Der Mob, ermuntert durch den Staat

Doch unter dem Mantel des "Kuhschutzes" wüten nun auch Hindu-Schlägertrupps, die keiner zu stoppen scheint. Anfang April blockierte ein Mob einen Kuhtransport von Jaipur nach Delhi, zog Arbeiter vom Wagen und prügelte einen zu Tode. Die Tiere allerdings sollten gar nicht geschlachtet werden, sie fuhren zu einer Molkerei.

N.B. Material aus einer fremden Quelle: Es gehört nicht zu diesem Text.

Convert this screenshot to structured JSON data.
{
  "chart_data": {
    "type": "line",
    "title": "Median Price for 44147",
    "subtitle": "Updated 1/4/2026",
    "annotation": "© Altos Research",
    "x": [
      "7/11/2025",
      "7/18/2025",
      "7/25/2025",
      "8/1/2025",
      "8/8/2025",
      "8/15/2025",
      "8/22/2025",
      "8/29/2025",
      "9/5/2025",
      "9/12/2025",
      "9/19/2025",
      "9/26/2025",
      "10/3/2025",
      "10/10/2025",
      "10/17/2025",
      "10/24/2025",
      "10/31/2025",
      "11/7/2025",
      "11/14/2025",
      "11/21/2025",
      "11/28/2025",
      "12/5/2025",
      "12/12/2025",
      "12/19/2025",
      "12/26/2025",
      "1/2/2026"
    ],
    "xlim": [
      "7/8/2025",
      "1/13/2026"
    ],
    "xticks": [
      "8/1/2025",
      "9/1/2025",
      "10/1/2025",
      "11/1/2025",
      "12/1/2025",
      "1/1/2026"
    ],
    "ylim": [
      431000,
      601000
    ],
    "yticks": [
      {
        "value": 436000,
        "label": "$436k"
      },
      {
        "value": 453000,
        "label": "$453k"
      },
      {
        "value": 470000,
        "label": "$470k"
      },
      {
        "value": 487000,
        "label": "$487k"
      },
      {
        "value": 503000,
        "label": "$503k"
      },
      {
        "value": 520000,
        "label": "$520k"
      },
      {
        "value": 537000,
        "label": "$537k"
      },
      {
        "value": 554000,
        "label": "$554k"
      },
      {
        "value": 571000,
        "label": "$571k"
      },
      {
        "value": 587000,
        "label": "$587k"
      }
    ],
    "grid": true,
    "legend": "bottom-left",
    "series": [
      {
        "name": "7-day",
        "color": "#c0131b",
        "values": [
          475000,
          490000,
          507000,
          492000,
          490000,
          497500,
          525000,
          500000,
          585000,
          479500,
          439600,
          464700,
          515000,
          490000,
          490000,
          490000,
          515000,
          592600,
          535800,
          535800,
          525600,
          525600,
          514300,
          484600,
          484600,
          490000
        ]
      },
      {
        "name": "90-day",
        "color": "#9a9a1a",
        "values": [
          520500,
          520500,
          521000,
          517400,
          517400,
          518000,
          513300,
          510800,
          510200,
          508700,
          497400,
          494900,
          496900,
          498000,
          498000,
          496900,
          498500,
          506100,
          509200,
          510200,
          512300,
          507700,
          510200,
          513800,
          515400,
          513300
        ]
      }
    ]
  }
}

Aufgestachelt werden die Schläger von Hindu-Extremisten. So erklärte eine Hindu-Geistliche, Sadhvi Saraswati, vor wenigen Tagen in einer Rede, dass jene, die Kühe töten und deren Fleisch verzehrten, öffentlich gehängt werden müssten. Ein Editorial des Indian Express beklagte nach dem Tod des muslimischen Jungen, wie ruhig die von der BJP geführten Staaten und auch die von Premier Modi geführte Zentralregierung angesichts dieser Taten doch blieben. Wenn der Staat nicht eingreife, um solchen Morden vorzubeugen, sei die Schlussfolgerung unausweichlich: "Das Lynchen geschieht durch den Mob, doch der Mob fühlt sich ermuntert durch den Staat." Die Menschrechtsaktivistin Syeda Hameed schrieb: "Das Wort Beef ist zu einer Lizenz zum Töten geworden."

In neun Städten Indiens versammelten sich Demonstranten, um gegen die Lynchjustiz zu protestieren, es regt sich Widerstand, vor allem in der gebildeten Mittelschicht, doch die Massen mobilisieren die Aktivisten damit nicht. Im Mordfall Junaid Khan wurden vier Verdächtige festgenommen. Niemand war den Attackierten zu Hilfe gekommen. Alle schauten zu, wie der Mob den wehrlosen Zunaid erstach.